Betreff
BGV-Nr. 110/2012 - Innopark Kitzingen GmbH: Nutzungsänderung (Wohnung) in Gebäude Nr. 27, hier: Befreiung von den Festsetzungen des Bebauungsplanes
Vorlage
268/2012
Aktenzeichen
BGV-Nr. 110/2012
Art
Sitzungsvorlage (Beschluss)

 

1. Sachverhalt

Mit Bauantrag vom 18.06.2012 (Eingang Bauamt: 21.06.2012) beantragt die Innopark Kitzingen GmbH eine Nutzungsänderung in Gebäude Nr. 27 des Innoparks. Dort sollen ein Künstleratelier mit Wohneinheit, eine psychologische Praxis und eine Tagespflegeeinrichtung für Senioren untergebracht werden.

Für die Wohneinheit im Atelier des Künstlers hat die Innopark GmbH eine Befreiung von den Festsetzungen beantragt.

 

 

2. Planungsrechtliche Ausgangslage

Auf Antrag der Innopark Kitzingen GmbH wurde für das Gebiet der ehemaligen Larson Barracks zur Schaffung des erforderlichen Planungsrechts der Bebauungsplan Nr. 103 „Gewerbegebiet Innopark Kitzingen“ aufgestellt. Dieser Bebauungsplan erlangte nach Satzungsbeschluss durch den Stadtrat und anschließender Genehmigung durch die Regierung von Unterfranken am 12.05.2012 seine Rechtskraft.

Die Anerkennung der Festsetzungen durch den Eigentümer erfolgte zuvor schon mit Schreiben vom 22.07.2011, nachdem die sogenannte „Planreife“ gemäß § 33 BauGB vorlag.

 

Für den Bereich des Gebäudes Nr. 27 ist ein eingeschränktes Gewerbegebiet (GEe 2) im Bebauungsplan festgesetzt. Die Einschränkung betrifft hier die zulässigen Lärmimmissionskontingente für das Gebiet.

Die nach § 8 Abs. 3 BauNVO ausnahmsweise zulässigen Wohnungen im Gewerbegebiet (für Bereitschaftspersonal, Betriebsinhaber) wurden für sämtliche Gewerbegebietsflächen auf ausdrücklichen Wunsch des Investors vollständig ausgeschlossen (Ziff. 1.2 der Festsetzungen, dort S. 6).

 

 

3.  Planungsrechtliche Bewertung

Mit Erlangung der Rechtskraft des Bebauungsplanes wurde dieser für jedermann verbindlich, er besitzt Rechtsnormcharakter. Die im Plan getroffenen Festsetzungen sind allein auf die Vorgaben des Investors auf Grund seiner Vorstellung zur künftigen Gebietsnutzung zurückzuführen. Mit der Erstellung des Bebauungsplanes hat er ein Planungsbüro beauftragt. Der Satzungsbeschluss erfolgte durch den Stadtrat in seiner Sitzung am 29.09.2011.

 

a) Ausnahmen

Gemäß § 31 Abs. 1 BauGB können von den Festsetzungen des Bebauungsplanes solche Ausnahmen zugelassen werden, die in dem Bebauungsplan nach Art und Umfang ausdrücklich vorgesehen sind.

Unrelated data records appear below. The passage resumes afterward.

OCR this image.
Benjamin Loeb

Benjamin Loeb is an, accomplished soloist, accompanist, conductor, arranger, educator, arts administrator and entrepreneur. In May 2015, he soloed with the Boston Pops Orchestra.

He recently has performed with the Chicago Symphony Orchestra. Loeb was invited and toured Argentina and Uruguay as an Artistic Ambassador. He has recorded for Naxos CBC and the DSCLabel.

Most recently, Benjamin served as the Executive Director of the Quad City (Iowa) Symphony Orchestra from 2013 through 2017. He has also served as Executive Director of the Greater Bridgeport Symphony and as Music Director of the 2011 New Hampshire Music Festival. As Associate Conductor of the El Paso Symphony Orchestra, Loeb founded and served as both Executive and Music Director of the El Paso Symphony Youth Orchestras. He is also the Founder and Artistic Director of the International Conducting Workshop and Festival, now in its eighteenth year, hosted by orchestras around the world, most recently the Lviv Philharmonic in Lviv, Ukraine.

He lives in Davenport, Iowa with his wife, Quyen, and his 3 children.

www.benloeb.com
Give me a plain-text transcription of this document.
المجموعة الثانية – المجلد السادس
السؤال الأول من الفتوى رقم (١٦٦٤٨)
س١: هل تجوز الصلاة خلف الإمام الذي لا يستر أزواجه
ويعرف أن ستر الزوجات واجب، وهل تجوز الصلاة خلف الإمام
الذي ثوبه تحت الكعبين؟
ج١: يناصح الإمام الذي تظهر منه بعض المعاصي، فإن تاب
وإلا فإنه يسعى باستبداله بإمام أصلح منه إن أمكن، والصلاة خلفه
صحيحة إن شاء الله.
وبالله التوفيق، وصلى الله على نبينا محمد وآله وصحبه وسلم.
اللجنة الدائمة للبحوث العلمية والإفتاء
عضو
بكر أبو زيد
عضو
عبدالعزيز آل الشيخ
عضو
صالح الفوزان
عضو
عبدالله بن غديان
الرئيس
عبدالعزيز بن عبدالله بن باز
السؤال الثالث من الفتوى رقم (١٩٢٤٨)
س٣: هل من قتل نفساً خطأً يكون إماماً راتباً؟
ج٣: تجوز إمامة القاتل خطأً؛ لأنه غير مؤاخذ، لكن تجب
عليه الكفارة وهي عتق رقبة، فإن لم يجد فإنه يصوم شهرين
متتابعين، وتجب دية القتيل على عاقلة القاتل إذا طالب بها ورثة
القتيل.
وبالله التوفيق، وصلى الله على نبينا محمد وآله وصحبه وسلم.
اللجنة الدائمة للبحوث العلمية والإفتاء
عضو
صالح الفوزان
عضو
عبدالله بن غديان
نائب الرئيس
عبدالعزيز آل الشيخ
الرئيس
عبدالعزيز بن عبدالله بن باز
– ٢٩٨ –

Dies ist hier im Hinblick auf mögliche „Betriebsinhaberwohnungen“ nicht der Fall, da die mögliche „Ausnahme“, die nach § 8 Abs. 3 Nr. 1 BauNVO besteht, ausgeschlossen wurde.

 

b) Befreiungen

Gemäß § 31 Abs. 2 BauGB kann von den Festsetzungen des Bebauungsplanes befreit werden, wenn die Grundzüge der Planung nicht berührt werden und

1)   Gründe des Wohls der Allgemeinheit die Befreiung erfordern oder

2)   die Abweichung städtebaulich vertretbar ist oder

3)   die Durchführung des Bebauungsplanes zu einer offenbar nicht beabsichtigten Härte führen würde

und wenn die Abweichung auch unter Würdigung nachbarlicher Interessen mit den öffentlichen Belangen vereinbar ist.

 

Unter Hinzuziehung der zum Bebauungsplan erstellten Begründung (dort Ziff. 8.2 auf S. 8) wird deutlich, weshalb eine Wohnnutzung in den gewerblichen Flächen hier ausgeschlossen wurde:

Zum einen, weil in Teilflächen sanierungsbedürftige Altlastenverdachte bestehen, die Auswirkungen auf den Wirkpfad Boden-Mensch haben und daher eine Wohnnutzung bereits ausschließen. Zum anderen, weil in unmittelbarer Gebietsnähe (Oberbäumle) bzw. sogar im Geltungsbereich des Bebauungsplanes ein allgemeines Wohngebiet existiert und somit ausreichend Kapazitäten für Wohnungen von Betriebsinhabern, Angehörigen usw. gegeben sind.

 

Die beantragte Befreiung wird nicht durch das Wohl der Allgemeinheit erfordert. Sie wäre auch an dieser Stelle städtebaulich nicht vertretbar, da der Bebauungsplan eine klare Gliederung der einzelnen Nutzungen (Gewerbe, Wohnen, Sondergebiete, Grünflächen usw.) enthält. Da entsprechend auch Alternativen für die Unterbringung einer Wohnung innerhalb und angrenzend an das gebiet bestehen, stellt die Durchführung des Bebauungsplanes auch keine unzumutbare Härte für den Antragsteller dar.

 

Die Grundzüge der Planung, dass die Gewerbeflächen auch nur zweckentsprechend genutzt werden dürfen, werden im Bebauungsplan klar dargestellt. Denn Gewerbe- und Industriegebiete dienen grundsätzlich nicht dem Wohnen, sondern sind verschiedenen emitierenden (und damit das Wohnen störenden) Nutzungen vorbehalten. Insofern ist hier auch keine Befreiung nach § 31 Abs. 2 S. 1 BauGB (Grundzüge der Planung) möglich.

 

c) Betriebsinhaberwohnungen

Künstler zählen zu den sogenannten „Freiberuflern“ nach § 13 BauNVO. Damit sind sie in den Gebieten nach §§ 2-9 BauNVO zulässig. Planungsrechtlich werden Künstler durch die Rechtsprechung jedoch nicht als Gewerbetreibende eingestuft, weshalb die im vorliegenden Fall geplante Wohnung auch nicht als Betriebsinhaberwohnung gilt. Dies wäre damit eine „allgemeine Wohnung“, welche in Gewerbe- oder auch Industriegebieten grundsätzlich nicht zulässig ist.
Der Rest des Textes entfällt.